I thought: simple enough, the factory has $$ 0.5 = \frac{300}{600}. $$ They need to figure out how much more alcohol to mix; therefore, $$ 0.68 = \frac{300+x}{600} \Rightarrow x = 108\text{ mL}. $$ But the answer is $$ 0.68 = \frac{300+0.5x}{600} \Rightarrow x = 216\text{ mL}. $$ I can't figure out what I have done wrong.
To keep the volume constant when you add $x$ ml of pure alcohol, you must remove $x$ ml of the sanitizer. Since half of the sanitizer is alcohol, you are removing $0.5x$ ml of alcohol before adding $x$ ml of alcohol. The net alcohol content is $300-0.5x+x=300+0.5x$ ml.
A factory has a batch of hand sanitiser with 50% alcohol content. How much pure alcohol should they include in a 600 mL bottle to make a 68% mixture?

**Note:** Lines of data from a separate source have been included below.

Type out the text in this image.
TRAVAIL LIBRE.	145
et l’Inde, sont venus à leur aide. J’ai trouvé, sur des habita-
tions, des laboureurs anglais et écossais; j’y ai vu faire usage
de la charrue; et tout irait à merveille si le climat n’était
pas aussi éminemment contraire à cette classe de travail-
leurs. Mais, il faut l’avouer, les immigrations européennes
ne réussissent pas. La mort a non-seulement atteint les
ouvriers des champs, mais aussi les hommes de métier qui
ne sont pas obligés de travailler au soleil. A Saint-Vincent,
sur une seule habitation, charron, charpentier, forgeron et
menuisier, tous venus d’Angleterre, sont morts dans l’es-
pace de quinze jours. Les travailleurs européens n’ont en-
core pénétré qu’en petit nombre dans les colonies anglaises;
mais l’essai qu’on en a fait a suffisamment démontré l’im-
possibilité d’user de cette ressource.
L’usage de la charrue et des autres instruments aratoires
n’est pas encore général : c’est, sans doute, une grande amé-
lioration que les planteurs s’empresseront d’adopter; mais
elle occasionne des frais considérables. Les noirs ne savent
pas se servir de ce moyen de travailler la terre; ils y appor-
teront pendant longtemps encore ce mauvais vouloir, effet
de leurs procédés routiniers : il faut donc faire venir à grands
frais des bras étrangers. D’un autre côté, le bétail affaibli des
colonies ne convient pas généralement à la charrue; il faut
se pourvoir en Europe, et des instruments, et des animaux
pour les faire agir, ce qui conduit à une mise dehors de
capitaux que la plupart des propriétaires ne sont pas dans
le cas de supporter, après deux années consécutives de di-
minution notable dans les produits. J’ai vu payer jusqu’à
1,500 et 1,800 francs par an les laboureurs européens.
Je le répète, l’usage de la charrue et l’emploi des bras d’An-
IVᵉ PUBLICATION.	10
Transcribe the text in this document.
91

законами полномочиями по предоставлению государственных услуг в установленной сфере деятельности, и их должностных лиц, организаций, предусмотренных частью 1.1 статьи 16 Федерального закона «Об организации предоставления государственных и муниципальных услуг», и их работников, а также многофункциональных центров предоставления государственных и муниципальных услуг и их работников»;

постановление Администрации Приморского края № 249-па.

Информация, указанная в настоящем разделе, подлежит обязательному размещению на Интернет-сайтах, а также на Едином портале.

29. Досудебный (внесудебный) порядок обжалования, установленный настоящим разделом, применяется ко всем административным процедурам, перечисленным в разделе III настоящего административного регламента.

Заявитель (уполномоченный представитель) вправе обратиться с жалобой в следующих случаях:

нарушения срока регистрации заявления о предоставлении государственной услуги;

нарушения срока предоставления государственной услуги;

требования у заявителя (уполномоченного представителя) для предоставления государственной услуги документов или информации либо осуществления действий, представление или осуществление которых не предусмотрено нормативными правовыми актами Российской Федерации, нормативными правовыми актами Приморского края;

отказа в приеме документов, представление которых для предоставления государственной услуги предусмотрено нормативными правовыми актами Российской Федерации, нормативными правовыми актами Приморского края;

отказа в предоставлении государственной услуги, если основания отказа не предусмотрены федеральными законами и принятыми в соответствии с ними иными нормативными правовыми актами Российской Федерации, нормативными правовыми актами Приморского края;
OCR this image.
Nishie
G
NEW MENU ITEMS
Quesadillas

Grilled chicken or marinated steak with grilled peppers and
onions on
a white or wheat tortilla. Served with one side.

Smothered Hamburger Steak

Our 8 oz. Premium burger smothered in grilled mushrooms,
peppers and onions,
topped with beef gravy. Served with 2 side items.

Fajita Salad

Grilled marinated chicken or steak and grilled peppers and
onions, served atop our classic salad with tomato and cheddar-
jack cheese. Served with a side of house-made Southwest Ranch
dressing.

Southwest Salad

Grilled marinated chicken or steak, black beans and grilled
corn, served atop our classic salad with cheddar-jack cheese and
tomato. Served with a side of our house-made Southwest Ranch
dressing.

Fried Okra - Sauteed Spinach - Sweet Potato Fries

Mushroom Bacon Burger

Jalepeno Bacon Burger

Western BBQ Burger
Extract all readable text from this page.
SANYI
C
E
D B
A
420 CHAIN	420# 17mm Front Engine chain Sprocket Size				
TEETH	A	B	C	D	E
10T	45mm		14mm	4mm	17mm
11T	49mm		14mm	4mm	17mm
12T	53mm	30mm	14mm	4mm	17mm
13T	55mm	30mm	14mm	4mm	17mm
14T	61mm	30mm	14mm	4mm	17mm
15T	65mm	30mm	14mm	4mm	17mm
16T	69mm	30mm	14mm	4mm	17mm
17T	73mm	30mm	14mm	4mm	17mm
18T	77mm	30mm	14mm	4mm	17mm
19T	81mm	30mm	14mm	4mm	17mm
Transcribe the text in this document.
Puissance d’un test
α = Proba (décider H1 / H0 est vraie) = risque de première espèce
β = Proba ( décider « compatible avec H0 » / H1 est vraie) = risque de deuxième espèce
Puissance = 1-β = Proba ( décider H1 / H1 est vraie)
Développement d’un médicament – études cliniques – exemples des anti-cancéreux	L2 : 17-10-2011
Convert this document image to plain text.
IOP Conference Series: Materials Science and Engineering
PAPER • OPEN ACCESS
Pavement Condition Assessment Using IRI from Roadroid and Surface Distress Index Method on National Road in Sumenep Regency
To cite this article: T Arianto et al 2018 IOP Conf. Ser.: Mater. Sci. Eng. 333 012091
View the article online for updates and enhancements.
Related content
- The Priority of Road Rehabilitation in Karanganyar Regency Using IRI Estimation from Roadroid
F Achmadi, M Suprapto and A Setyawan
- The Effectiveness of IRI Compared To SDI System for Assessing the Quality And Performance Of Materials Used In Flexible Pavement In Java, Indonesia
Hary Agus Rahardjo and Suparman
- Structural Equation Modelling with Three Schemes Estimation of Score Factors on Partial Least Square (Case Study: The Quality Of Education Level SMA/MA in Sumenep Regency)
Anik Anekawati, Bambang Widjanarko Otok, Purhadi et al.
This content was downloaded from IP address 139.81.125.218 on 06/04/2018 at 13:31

Let $x$ mL be the volume of pure alcohol to be mixed with the given hand sanitiser to obtain the required mixture.
Since the given hand sanitiser is $50\%$ ABV, it contributes $\frac12(600-x)$ mL of alcohol.
The required mixture is 68% ABV and of volume 600 mL: $$\frac{x+\frac12(600-x)}{600}=0.68\\x=216.$$
$$0.68 = \frac{300+x}{600} \quad\Rightarrow\quad x = 108\text{ mL}.$$
Is $x$ a pure number or a physical quantity with unit mL ?
The symbol ⇒ means 'implies', not 'therefore'; your presentation just says that the right side is the answer if the left side is true, but doesn't actually assert that the right side is the answer.
Better (albeit not the correct answer): $$0.68 = \frac{300+x}{600}; \text{ therefore, }x = 108$$ or just $$0.68 = \frac{300+x}{600}\\x = 108.$$
⇒ to mean therefore seems to be the later equivalent of using = to mean output (1 + 2 = 3 + 4 = 7).
– ryang
Oct 23 '24 at 03:24
It can be done without Algebra, using inverse proportion , as the ratio of pure alcohol$\,:\,$sanitizer needed to get the target
will be in inverse proportion to their distance from target, so $(68-50):(100-68) = 18:32 = 9:16$
Thus Pure alcohol needed $= \frac{9}{(9+16)} \times 600 = 216 ml$
$\underline{\texttt{Addressing OP's Query}}$
Suppose you have stocks of $60\%$ alcohol and $30\%$ alcohol and want to make a $200$ ml cocktail with $45\%$ alcohol
Alcohol: $\small{30\% ---------- 45\% - - - - - - - - - - 60\%}$
Since $45$ is the mid-point of $30$ and $60$ it is obvious that $100$ ml of each will be needed
But what if we want the cocktail to have $50\%$ alcohol ?
Alcohol: $\small{30\% -------------50\% - - - - - - - - 60\%}$
Obviously now we shall need more of the $60\%$ alcohol and the new ratio won't be $15:15$ but $20:10 = \; 2:1$, so in inverse proportion to their respective distances from the target, directly giving the answer of $\frac23\cdot200 ml$ of $60\%$ alcohol
This method is not only faster, but less error prone than using Algebra, where students are more prone to making mistakes.